Customer service for most governments today continues to be more about lip service and symbolism, than real service. All too often, what passes for customer service are slogans, posters and sporadic training programs that tend to be superficial, designed primarily for front-line personnel, lack context, focus on symptoms instead of root causes, emphasize process over outcomes, have a short half-life, and are not offered or repeated with sufficient regularity.

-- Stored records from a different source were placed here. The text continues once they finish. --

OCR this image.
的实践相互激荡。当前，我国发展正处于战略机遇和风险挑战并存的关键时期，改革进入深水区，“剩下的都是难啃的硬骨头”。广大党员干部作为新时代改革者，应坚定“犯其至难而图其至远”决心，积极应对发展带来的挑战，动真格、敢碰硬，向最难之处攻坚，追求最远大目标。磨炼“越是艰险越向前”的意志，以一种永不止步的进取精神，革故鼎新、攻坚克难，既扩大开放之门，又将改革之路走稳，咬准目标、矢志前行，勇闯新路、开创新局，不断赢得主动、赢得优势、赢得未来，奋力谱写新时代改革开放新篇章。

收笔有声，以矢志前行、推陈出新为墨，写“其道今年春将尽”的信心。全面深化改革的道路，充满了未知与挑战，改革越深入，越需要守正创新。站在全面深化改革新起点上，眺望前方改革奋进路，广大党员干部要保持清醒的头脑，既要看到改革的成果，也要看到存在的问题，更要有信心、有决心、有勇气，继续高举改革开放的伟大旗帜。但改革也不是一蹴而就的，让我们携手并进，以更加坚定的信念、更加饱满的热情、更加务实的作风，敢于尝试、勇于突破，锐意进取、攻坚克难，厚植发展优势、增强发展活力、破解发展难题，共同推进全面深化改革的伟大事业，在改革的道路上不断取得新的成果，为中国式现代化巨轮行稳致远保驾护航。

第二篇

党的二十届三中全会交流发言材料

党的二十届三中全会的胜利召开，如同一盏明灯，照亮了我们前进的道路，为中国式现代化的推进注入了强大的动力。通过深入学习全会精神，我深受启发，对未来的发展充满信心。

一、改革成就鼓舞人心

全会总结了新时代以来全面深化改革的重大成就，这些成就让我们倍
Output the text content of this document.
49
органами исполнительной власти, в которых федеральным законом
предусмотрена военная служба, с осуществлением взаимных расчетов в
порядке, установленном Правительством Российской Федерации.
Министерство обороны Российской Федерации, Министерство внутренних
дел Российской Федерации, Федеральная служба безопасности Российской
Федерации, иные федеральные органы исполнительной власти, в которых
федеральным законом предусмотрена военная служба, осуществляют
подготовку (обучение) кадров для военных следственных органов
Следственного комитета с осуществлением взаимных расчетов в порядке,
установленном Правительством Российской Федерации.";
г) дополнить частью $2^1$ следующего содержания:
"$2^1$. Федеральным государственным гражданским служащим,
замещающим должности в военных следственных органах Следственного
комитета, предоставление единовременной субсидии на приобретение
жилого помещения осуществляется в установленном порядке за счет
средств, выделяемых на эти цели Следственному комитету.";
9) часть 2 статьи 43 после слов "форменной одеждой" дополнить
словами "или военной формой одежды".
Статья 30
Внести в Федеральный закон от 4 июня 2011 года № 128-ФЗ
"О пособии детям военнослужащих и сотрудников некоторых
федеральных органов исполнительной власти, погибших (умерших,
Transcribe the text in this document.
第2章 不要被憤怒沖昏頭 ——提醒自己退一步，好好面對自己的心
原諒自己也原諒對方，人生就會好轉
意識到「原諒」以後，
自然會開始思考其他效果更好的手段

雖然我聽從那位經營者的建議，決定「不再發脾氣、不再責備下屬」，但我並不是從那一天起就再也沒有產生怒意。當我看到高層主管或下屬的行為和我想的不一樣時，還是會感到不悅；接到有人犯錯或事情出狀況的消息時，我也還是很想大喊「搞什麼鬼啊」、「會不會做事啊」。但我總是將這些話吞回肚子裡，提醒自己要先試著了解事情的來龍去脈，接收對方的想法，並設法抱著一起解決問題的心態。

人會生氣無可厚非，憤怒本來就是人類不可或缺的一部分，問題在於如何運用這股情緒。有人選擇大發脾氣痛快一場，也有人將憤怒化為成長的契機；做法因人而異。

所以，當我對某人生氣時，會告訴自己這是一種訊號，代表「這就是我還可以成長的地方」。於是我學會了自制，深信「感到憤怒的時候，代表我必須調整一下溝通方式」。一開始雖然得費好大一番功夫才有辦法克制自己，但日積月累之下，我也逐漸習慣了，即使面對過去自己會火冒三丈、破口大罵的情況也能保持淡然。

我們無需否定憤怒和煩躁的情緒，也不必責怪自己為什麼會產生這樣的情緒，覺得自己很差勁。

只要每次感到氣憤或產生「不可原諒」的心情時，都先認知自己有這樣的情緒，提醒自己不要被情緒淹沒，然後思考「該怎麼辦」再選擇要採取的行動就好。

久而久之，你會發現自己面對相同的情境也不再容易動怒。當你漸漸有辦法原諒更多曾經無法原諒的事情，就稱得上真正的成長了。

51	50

Customer Service.Gov is based on the premise that government needs to change and get better and that, in fact, at the federal, state and local levels, entrepreneurial governments are already changing and becoming more proficient by treating people like citizens, customers and partners. There are entrepreneurial local governments all across the country that have recognized the fundamental business premise that if you take care of your customers, then the revenues and the bottom line will take care of itself. They are treating their citizens like customers and are reconnecting and rebuilding trusting relationships with their community one customer and one citizen at a time. They are putting citizens first and successfully empowering them to help themselves using many of the ten principles of customer-centered public service that are advocated in this book.
Customer Service.Gov is a user’s guide for applying technology tools and the following ten principles of citizen and customer-centered public service to help governments develop and deliver better products and services: listening to customers and acting on what is learned; establishing customer-centered service quality standards and performance measures; creating an employee empowering customer-centered culture; delivering silo busting and boundary spanning services; regulating with a customer-centered perspective; selecting and hiring employees with the “right stuff” for customer-centered public service; using information technology and e-government to empower customers and employees; using e-governance and civic engagement to deliver customer-centered public service; training and empowering employees for customer-centered “moments of truth”; and using service guarantees to build trust, increase reliability and improve customer satisfaction. The chapters on how to build a customer service culture, silo busting and boundary spanning, treating people that are being regulated like customers, guaranteeing the reliability of services, using communication, information-technology and predictive analytics to deliver better government services, and integrating social media and civic engagement to enhance e-governance activities are unprecedented in their originality and uniqueness as applied to government and are not available in any other publication.
Every chapter in this book offers documented examples of the best practices and successful examples of governments that have been able to effectively improve their productivity and effectiveness and deliver better customer service. By utilizing the ten principles of customer-centered public service, local governments can transform the way they develop and deliver goods and services, reconnect with the people in their communities, and recreate the idealized relationship of governance that is, “of the people, by the people, and for the people.” It is government operating in a dimension where people are trusted, empowered and treated as customers, citizens and partners as they receive the essential services that they really need and value and are willing to pay for. In television land this would be referred to as a dimension of imagination where there is a signpost up ahead. Your next stop would be an episode of the Twilight Zone about a future and a place where the employees are from the government and they are not the punch line of a Ronald Reagan joke; they really are there to help.